3 questions à Yanis Khames, organisateur de la première marche des fiertés en banlieues
« Nous nous sommes rendus compte que les LGBTQI+ de banlieues ne se reconnaissent pas forcément dans la marche parisienne. »
« Frères et sœurs, il est temps de nous réunir », annonce le groupe Saint-Denis Ville au Cœur sur Facebook. L’association, créée en 2017, organise le 9 juin la toute première marche des fiertés dédiée aux personnes LGBT+ vivant en banlieue. La marche partira à 14h30 de la place de la Résistance et de la Déportation à Saint-Denis, avant de rejoindre le village associatif à 15h30 devant la basilique de Saint-Denis. Un after est aussi organisé par les Sœurs Malsaines et Les Folles Soirées Dionysiaques. Danse, performance artistique et atelier maquillage sont au programme. L’évènement est financé par Saint-Denis Ville au Cœur, qui a ouvert une cagnotte pour l’occasion.

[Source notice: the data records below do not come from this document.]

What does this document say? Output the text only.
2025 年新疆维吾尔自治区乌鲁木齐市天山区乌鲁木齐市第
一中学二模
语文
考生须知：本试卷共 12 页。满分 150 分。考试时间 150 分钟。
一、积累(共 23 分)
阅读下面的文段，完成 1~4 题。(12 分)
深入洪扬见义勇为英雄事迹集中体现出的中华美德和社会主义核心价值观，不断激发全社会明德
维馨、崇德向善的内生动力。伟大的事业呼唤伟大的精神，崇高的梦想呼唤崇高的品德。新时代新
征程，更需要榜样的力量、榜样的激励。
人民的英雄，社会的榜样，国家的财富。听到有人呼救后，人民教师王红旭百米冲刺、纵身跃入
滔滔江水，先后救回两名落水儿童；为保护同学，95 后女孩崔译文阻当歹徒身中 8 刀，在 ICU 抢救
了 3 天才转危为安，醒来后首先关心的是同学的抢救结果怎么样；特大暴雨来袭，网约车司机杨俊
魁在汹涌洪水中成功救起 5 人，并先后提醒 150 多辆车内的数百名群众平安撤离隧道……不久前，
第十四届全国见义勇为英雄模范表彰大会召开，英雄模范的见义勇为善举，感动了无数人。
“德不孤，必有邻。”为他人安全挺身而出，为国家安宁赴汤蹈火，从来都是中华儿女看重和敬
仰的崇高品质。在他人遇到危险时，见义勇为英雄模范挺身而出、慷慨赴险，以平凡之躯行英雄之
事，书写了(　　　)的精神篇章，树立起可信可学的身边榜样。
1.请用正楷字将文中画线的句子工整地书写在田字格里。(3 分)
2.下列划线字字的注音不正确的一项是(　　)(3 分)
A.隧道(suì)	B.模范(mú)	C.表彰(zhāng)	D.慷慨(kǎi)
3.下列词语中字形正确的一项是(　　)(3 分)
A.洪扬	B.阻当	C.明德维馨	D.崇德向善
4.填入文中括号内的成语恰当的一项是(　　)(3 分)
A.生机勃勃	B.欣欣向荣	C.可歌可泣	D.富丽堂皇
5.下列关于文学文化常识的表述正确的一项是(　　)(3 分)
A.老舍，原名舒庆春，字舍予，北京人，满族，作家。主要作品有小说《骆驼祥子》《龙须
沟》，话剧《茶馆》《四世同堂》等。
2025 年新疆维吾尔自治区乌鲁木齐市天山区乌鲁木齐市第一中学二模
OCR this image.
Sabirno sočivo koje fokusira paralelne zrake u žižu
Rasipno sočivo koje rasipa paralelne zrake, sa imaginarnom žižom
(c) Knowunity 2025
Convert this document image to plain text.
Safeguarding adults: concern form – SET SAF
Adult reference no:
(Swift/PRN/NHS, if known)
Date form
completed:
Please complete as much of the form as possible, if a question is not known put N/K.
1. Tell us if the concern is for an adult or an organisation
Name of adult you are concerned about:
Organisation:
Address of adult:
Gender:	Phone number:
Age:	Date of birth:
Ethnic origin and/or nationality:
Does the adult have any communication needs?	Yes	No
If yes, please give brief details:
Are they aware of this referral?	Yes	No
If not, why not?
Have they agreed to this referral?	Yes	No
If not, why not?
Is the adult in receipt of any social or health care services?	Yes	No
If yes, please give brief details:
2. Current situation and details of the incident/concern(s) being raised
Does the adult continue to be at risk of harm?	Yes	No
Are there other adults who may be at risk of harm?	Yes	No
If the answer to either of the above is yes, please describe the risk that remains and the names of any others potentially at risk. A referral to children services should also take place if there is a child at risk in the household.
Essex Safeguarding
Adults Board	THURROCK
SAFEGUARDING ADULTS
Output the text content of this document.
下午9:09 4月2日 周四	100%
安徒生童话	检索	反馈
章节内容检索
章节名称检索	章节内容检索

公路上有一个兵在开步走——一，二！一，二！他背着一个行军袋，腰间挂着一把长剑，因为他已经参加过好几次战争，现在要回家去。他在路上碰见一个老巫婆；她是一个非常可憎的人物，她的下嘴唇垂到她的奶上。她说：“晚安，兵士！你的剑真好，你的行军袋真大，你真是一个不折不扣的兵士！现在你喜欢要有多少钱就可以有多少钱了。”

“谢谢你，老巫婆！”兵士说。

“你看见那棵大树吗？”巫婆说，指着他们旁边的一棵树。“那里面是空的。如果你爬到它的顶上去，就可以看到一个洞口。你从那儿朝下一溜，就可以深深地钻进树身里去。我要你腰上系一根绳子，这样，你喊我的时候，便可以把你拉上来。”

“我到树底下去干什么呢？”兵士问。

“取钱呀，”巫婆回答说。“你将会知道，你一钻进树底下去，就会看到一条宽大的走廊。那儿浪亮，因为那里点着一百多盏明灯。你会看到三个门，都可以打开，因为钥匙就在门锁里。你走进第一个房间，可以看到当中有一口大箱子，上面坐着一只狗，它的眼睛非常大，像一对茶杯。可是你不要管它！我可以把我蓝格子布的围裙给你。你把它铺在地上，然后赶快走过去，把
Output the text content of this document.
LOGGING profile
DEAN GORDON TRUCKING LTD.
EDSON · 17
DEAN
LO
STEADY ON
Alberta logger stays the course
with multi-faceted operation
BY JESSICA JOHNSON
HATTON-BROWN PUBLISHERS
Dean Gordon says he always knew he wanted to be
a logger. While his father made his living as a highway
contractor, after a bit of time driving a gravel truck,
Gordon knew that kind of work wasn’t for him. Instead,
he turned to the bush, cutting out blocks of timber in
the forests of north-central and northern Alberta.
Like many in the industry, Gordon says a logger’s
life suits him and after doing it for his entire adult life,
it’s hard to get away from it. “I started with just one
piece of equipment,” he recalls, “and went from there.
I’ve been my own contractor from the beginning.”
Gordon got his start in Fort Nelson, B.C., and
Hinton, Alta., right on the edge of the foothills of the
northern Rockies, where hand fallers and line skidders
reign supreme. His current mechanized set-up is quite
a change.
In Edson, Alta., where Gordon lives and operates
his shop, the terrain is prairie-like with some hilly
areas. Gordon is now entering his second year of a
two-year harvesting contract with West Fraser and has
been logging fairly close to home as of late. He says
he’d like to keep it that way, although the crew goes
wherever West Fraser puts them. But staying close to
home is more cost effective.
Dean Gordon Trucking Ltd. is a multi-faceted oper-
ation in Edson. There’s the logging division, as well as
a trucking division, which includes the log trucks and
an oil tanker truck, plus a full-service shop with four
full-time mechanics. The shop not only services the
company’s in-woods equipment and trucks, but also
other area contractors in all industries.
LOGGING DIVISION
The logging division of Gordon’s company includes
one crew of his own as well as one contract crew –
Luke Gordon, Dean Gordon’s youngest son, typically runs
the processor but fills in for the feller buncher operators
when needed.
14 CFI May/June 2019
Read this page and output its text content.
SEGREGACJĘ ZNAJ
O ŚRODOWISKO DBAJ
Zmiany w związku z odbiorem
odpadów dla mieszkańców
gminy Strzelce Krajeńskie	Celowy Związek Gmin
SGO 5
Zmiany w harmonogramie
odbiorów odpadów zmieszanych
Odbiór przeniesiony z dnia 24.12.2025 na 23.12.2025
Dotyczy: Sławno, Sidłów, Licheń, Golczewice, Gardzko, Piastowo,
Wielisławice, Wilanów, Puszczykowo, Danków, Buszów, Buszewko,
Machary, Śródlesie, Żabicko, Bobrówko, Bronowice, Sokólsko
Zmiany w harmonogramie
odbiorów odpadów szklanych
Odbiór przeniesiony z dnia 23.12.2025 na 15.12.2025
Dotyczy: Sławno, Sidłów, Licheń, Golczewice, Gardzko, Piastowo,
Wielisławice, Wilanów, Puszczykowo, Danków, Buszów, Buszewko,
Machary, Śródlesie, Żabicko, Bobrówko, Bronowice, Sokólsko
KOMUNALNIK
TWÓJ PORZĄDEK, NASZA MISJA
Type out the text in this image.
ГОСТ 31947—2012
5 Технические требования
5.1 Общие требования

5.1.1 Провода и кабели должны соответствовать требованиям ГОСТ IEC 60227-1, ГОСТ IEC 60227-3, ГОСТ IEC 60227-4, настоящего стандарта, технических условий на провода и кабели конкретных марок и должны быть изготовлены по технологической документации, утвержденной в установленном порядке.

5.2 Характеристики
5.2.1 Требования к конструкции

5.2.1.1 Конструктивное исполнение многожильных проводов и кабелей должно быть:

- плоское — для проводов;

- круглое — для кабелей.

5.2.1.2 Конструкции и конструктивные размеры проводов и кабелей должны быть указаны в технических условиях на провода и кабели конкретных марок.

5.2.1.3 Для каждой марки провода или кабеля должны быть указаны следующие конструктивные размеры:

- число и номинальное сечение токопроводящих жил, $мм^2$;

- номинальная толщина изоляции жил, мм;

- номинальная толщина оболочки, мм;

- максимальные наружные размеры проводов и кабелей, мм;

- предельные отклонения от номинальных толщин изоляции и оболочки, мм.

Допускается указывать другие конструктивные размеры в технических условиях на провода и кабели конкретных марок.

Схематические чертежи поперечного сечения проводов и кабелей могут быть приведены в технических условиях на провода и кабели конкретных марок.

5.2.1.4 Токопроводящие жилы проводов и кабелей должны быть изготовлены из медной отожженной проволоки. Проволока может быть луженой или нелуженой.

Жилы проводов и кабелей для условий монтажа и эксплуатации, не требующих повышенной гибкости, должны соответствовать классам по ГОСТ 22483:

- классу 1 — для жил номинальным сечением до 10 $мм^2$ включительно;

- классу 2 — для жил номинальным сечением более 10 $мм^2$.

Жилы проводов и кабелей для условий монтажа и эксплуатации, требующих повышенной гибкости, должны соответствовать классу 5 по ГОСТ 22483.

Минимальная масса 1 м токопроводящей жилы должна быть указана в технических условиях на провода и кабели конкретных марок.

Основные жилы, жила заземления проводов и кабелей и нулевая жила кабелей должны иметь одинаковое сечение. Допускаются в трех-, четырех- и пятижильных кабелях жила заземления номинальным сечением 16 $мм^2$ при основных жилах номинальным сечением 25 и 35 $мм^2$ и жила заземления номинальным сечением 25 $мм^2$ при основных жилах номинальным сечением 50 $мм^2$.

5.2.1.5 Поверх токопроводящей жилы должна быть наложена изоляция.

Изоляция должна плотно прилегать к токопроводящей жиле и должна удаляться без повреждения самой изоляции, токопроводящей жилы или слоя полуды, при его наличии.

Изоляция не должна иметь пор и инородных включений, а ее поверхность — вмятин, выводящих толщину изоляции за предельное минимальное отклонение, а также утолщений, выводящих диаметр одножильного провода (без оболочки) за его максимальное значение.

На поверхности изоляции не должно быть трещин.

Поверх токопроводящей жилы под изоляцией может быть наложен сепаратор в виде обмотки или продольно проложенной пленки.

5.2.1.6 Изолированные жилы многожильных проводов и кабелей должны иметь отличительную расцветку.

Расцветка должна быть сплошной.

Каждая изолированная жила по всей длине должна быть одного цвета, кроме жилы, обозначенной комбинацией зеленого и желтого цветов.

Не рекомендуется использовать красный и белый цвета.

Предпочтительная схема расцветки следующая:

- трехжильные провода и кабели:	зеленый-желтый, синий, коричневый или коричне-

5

Yanis Khames, fondateur de Saint-Denis Ville au Cœur, lance un appel à « l’union globale des populations marginalisées » le 9 juin à Saint-Denis.
Komitid : À l’origine, Saint Denis Ville au Coeur promeut la « cohésion sociale » sans s’intéresser spécifiquement aux droits LGBT+. D’où vient cette envie d’organiser une marche des fiertés ?
Yanis Khames : Saint-Denis Ville au Cœur n’a pas de limite dans ses actions. Nous abordons des sujets sociaux et culturels. Pour la marche, des membres de l’association ont ressenti le besoin de l’organiser et toute l’équipe était partante. C’est parce que la marche des fiertés, depuis toujours, est un outil efficace dans la lutte des personnes LGBTQI+. Elle pourra permettre de prouver que les LGBTQI+phobies ne sont pas endogènes à nos quartiers. Nous trouvons aussi qu’il n’y a malheureusement pas encore suffisamment de travail fait à Saint-Denis. La marche servira également à stimuler une dynamique de lutte contre ces discriminations.
Pourquoi avez vous voulu dédier une marche des fiertés aux banlieues, et non pas rejoindre la marche parisienne ?
Même si la marche parisienne a son utilité, la pride des banlieues a d’autres dimensions. Nous nous sommes rendus compte que les LGBTQI+ de banlieues ne se reconnaissent pas forcément dans la marche parisienne. Nous cherchons à créer cet espace de représentation là, qui leur correspond, et qui est différent. Grandir à Paris, ça n’est pas la même chose que grandir en banlieue, nous sommes touché.e.s par différentes discriminations, et nos parcours sont différents.
Organiser cette marche, c’est aussi une façon de combattre les préjugés sur les banlieues, souvent perçues comme des lieux LGBTQI+phobes. Nous voulons améliorer l’image de la ville de Saint-Denis, ainsi que celle des banlieues. Les LGBTQI+phobies ne sont pas, et n’ont jamais été, spécifiques à la banlieue, contrairement à ce qu’on essaye de nous faire croire.
Saint-Denis Ville au Cœur s’oppose aux « formes d’oppressions » quelles qu’elles soient. Mais comment inscrivez-vous la défense des droits LGBT+ dans votre lutte intersectionnelle ?
Nous défendons les droits des personnes LGBTQI+ intersectionnel.le.s, par exemple qui sont racisé.e.s, pauvres, ou discriminé.e.s, ne serait-ce que par le fait qu’ils et elles viennent de quartiers populaires. Nous cherchons à créer un espace pour ces personnes concernées par l’intersectionnalité. En plus de cette marche, nous intervenons aussi dans des maisons de quartiers, auprès de collégiens et de lycéens. Les portes s’ouvrent assez peu et très lentement, mais ça commence.